Het arrondissementsparket in Haarlem heeft het strafdossier over het wapenbezit van de zoon van burgemeester Femke Halsema pas na de publicatie in De Telegraaf ontvangen van het Openbaar Ministerie in Amsterdam. Amsterdamse woordvoerders beweerden dat het strafdossier op dat moment al in handen was van Haarlem. De zaak was volgens hen eerder overgedragen om de schijn van belangenverstrengeling te vermijden. Ook Halsema zelf schreef in haar brief ’aan alle Amsterdammers’ dat de zaak reeds was overgedragen toen deze krant publiceerde over zorgen bij het opsporingsapparaat over een doofpot. Dat schrijft de krant dinsdag.
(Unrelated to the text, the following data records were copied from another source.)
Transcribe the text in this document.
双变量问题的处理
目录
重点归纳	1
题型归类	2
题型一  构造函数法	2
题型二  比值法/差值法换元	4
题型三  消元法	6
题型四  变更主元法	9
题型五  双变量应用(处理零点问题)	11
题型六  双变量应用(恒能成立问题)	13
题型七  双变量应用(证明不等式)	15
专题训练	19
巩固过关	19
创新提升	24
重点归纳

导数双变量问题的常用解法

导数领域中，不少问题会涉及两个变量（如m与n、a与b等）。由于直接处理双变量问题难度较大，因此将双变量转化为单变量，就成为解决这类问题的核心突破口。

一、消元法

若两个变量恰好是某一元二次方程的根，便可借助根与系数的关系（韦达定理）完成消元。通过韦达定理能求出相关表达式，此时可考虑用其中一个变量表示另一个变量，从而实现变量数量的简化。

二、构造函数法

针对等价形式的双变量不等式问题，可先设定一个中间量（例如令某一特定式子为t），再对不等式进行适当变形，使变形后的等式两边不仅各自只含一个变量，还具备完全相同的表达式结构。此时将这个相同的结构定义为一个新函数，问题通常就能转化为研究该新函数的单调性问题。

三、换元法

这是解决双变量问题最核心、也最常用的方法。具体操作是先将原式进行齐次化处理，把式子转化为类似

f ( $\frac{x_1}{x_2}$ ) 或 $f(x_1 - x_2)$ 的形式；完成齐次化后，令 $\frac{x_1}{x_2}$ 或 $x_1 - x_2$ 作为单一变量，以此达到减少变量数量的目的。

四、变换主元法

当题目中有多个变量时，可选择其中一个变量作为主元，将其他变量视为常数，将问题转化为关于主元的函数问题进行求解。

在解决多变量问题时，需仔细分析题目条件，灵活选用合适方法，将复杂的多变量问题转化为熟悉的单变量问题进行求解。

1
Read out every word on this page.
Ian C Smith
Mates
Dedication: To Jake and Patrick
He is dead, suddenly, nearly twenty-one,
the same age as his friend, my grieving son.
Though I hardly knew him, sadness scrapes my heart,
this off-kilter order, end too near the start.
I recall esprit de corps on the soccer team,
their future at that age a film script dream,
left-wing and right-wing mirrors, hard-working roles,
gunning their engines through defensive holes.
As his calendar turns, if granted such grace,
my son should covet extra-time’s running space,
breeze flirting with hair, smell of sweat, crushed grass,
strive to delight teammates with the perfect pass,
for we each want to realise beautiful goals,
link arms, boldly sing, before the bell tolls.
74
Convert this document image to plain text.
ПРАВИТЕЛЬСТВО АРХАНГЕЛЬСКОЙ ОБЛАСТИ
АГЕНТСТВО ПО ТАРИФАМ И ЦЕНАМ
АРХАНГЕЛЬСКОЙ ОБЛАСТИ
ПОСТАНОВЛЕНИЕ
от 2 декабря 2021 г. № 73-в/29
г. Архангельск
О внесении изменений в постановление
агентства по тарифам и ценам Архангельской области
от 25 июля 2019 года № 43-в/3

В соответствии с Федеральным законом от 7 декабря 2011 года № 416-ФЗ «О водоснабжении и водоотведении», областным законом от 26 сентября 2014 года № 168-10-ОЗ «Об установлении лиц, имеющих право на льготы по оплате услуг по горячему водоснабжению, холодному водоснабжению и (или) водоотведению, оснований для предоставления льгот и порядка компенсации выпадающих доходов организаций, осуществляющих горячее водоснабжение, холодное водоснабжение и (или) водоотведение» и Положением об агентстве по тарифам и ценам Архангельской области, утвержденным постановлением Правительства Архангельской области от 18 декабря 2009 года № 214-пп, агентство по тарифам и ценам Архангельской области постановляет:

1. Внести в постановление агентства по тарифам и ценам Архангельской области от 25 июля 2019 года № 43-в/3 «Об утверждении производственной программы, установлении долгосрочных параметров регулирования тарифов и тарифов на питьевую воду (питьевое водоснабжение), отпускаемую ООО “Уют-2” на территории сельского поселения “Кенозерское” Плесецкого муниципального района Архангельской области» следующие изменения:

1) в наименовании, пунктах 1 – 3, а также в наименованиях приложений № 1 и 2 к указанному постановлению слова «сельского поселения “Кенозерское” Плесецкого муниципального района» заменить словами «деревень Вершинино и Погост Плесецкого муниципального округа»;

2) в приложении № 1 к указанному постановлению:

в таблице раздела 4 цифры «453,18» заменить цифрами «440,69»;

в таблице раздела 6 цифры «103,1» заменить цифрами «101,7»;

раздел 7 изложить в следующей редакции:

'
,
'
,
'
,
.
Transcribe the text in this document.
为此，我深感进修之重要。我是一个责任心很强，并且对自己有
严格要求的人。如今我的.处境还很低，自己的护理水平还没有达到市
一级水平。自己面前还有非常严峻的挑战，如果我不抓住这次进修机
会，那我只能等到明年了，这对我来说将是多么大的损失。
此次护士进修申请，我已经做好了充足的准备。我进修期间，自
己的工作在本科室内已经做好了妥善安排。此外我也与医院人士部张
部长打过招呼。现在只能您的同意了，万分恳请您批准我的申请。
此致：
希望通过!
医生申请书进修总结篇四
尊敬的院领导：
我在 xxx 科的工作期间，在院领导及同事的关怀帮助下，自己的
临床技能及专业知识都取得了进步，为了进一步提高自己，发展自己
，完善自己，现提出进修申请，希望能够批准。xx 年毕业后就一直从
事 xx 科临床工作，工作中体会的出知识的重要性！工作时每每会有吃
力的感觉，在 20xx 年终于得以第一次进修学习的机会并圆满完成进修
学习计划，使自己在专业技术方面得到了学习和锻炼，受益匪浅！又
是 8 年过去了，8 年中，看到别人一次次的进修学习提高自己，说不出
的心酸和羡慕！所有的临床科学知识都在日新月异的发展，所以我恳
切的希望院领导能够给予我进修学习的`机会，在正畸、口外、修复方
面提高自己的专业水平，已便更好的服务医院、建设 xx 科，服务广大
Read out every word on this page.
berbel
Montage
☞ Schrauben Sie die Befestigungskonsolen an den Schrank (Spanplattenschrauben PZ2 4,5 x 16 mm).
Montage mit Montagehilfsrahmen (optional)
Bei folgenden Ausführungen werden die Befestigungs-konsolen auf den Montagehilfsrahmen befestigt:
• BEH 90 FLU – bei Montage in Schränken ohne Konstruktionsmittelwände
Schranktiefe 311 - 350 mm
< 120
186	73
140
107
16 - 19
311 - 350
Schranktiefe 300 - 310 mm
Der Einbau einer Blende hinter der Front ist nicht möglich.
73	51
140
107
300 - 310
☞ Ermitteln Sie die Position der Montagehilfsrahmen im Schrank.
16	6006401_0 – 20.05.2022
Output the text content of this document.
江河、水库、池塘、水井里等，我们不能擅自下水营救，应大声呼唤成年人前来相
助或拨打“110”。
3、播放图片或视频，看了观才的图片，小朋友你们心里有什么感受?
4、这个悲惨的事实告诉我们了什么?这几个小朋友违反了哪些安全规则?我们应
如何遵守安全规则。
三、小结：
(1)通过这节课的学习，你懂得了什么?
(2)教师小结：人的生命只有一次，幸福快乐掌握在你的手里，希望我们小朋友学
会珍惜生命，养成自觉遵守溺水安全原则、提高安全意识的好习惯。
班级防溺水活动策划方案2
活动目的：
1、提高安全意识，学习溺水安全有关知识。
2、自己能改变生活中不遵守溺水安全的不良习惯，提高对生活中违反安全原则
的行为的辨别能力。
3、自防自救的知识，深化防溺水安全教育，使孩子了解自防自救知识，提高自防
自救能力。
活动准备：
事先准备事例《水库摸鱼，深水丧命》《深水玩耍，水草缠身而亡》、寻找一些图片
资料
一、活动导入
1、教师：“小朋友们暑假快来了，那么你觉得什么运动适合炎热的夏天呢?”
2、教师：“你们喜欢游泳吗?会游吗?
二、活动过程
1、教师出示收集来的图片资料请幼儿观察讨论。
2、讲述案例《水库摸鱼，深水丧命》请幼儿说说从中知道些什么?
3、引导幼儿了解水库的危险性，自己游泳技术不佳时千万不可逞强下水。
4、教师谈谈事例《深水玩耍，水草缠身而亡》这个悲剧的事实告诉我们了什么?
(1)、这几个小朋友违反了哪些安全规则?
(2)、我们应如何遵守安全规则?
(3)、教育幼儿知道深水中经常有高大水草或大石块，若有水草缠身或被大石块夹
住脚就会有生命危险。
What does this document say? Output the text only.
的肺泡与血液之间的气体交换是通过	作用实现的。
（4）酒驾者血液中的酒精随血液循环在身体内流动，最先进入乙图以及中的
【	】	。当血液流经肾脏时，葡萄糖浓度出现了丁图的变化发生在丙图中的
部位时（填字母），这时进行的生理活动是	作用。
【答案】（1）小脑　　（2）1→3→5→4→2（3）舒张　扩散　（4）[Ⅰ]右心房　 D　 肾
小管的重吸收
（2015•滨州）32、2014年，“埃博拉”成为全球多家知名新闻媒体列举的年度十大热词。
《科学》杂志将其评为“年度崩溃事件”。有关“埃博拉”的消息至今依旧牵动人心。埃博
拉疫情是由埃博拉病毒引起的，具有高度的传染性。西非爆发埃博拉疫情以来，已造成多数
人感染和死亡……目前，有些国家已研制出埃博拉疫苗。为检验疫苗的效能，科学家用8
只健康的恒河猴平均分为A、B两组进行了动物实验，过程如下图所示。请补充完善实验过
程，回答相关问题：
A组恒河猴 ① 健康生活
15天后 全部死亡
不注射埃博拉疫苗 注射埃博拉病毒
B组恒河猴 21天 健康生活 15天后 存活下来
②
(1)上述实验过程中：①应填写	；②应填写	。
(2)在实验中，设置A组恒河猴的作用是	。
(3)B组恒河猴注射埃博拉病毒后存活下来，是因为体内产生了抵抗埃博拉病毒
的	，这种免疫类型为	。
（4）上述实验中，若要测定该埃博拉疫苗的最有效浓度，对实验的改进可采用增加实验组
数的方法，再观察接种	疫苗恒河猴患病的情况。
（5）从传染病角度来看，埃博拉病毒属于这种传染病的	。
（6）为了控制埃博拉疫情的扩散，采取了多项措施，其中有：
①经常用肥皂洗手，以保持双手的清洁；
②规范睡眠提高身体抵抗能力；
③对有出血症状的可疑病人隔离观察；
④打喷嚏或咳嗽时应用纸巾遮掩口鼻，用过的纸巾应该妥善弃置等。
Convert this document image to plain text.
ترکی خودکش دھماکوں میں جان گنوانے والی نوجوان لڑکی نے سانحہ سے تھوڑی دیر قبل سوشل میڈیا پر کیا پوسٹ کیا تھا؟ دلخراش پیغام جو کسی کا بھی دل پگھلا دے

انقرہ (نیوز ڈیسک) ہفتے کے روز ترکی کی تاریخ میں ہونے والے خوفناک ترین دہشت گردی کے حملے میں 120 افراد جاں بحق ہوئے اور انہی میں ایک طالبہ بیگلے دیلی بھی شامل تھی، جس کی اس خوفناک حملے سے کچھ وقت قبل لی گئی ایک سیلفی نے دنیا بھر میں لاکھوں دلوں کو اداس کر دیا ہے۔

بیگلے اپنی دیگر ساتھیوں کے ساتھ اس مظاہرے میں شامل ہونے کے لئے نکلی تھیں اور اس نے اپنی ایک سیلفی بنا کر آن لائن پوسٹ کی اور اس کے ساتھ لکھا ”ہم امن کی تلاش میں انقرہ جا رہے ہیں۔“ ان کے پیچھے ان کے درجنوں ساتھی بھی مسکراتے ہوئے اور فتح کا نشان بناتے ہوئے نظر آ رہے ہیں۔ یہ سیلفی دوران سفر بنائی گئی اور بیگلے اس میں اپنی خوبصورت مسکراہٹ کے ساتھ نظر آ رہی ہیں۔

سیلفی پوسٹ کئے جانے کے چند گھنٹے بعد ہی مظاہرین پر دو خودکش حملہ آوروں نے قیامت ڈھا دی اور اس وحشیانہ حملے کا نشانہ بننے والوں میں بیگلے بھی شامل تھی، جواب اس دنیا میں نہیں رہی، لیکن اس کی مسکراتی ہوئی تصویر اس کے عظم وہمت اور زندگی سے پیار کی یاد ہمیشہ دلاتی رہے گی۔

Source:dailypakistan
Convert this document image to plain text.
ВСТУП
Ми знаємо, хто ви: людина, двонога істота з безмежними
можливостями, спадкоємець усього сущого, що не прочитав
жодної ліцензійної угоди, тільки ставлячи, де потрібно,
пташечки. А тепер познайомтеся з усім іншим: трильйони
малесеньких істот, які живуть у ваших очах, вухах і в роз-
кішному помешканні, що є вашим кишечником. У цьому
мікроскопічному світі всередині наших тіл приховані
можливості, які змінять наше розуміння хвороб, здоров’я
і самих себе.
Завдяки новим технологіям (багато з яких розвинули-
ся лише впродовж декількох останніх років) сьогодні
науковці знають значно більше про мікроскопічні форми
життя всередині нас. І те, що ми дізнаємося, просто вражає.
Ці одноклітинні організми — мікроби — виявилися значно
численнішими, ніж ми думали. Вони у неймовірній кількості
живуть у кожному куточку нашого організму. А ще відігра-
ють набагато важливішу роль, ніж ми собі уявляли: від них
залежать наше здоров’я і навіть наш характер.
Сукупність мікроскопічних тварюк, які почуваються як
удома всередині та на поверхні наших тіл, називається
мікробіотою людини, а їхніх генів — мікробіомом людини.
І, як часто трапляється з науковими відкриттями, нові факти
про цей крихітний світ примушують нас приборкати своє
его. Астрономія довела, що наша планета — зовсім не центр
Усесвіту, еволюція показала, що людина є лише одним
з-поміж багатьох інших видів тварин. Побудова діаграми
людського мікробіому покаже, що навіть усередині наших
Het proces-verbaal van de zaak kwam op 14 augustus aan in Haarlem om de schijn van belangenverstrengeling te vermijden. Die ochtend had de krant de zaak onthuld, nadat bij politie, OM en Halsema naar de kwestie was geïnformeerd.
Robert Oey, de partner van Halsema, is ondertussen officieel als verdachte aangemerkt wegens het voorhanden hebben van een revolver. Hij is inmiddels uitgebreid verhoord.
Oey zou deze week verhoord worden, maar dat is vervroegd en het verhoor vond daardoor afgelopen vrijdag al plaats. De reden daarvoor is dat het OM kennis had genomen van het interview dat Oey had gegeven aan NRC Handelsblad, dat vrijdagavond verscheen.
In dat interview vertelde Oey dat het wapen waarmee de minderjarige zoon van Halsema en Oey aangehouden werd, van hem afkomstig was. Het betrof een echte, onklaar gemaakte revolver die in Duitsland is aangeschaft. De minderjarige zoon werd op 15 juli gearresteerd toen hij met vriendjes uit verveling een verlaten woonboot binnen was gegaan.